Functional elements of multi-channel LOC system. An expanded single channel (A) where the sample reservoir (1) and the reagent reservoir (2) are joined via V junction (3) to the joining channel (4). The cleavage reaction is monitored in the detection wells (5) designed with air traps to minimize air bubbles, followed by a mixing trap (6). The full schematic of eight-channel LOC chip (B), including the eight channel negative pressure distribution splitter (7) connected to a waste chamber (8) to the outlet for a pump or syringe (9). The alignment holes (10) were designed to simplify fabrication. A clear PMMA LOC device (C) photographed with blue illumination to increase contrast.

Fig. 3

Outline of layers for the six layers LOC. Outline of individual layers for the six layer LOC (A), side view of the layers showing fluid flow (B). Layers are numbered in order from the top layer down (I to VI). All the layers are 250 μm PC except the core layer III which is 3.2 mm PMMA. The main elements shown are: sample reservoirs (1), reagent reservoirs (2) connected to the V junction (3) via connecting slits (1A and 2A), through layer pass (3A) to the joining channel (4), detection wells (5) with air bubble traps (5A), mixing traps (6) negative pressure distribution splitter (7) a waste chamber (8) to the outlet for a pump or syringe (9).

Fig. 4

Optical and fluidics cross-talk between channels.
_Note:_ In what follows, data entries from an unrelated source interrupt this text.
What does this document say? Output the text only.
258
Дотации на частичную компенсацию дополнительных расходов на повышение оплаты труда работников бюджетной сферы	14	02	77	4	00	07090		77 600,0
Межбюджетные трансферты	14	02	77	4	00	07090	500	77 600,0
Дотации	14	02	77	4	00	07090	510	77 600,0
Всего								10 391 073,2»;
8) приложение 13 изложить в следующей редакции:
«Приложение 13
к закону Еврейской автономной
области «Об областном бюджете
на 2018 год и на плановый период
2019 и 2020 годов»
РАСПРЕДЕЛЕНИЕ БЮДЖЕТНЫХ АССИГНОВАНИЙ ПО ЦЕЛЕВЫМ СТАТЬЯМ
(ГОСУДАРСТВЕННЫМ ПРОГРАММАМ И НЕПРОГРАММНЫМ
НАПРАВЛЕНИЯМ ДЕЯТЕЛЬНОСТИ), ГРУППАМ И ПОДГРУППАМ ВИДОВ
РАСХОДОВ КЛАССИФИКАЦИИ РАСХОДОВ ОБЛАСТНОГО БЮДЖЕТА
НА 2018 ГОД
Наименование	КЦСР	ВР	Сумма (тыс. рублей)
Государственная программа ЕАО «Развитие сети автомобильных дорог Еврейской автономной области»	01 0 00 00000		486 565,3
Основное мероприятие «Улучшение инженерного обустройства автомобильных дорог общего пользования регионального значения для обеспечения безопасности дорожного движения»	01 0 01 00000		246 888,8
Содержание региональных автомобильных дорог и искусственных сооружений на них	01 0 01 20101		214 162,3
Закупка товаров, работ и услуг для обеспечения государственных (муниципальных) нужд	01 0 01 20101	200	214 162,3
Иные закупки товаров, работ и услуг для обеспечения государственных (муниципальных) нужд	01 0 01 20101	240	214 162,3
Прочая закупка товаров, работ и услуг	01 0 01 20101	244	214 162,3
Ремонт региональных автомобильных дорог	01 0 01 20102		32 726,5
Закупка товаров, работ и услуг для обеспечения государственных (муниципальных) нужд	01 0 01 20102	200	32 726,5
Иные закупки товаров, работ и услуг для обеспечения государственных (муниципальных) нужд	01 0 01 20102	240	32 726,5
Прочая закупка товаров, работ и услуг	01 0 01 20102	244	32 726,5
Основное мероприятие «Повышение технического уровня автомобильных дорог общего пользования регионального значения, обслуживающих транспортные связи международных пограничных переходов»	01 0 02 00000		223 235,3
A clear LOC with fluidics trap (A), a black LOC with fluidics trap (B) and a black LOC without fluidics trap (C) were loaded with fluorescein (channels 1, 3, 5 and 7) and water (channels 2, 4, 6 and 8). The LOCs were incubated for 120 minutes at room temperature and the signal from the detection wells marked with an arrow was measured every 15 minutes. The plot of diffusion cross talk for the water channels (D) was calculated as a signal/noise ratio where noise is signal at T0 (before diffusion started) without trap (a), with trap (b).

Fig. 5

LOC in vitro activity detection of BoNT-A light chain (LcA using the SNAP-25 cleavage assay. The SNAP-25 peptide substrate for BoTN-A is labeled with the FITC donor/DABCYL acceptor FRET pair. Interaction of the substrate with the toxin light chain LcA results in cleavage of the peptide sequence, disrupting the FRET and resulting in increased FITC donor emission as measured by CCD with 500 ms exposure. FRET activity assay was performed in a nine well plate (A) and the 8-channel LOC (B) measured with different concentrations of 2 fold LcA serial dilution in the range 0 to 16 nM nm (with 0 nM used as control) using four replicas. The assay was carried out for two hours in room temperature. The Signal to Noise of the FRET activity assay was calculated as the ratio between the value of the measurement to the value of the control (no LcA) and was plotted (C) for the nine well plate (a) and the LOC (b).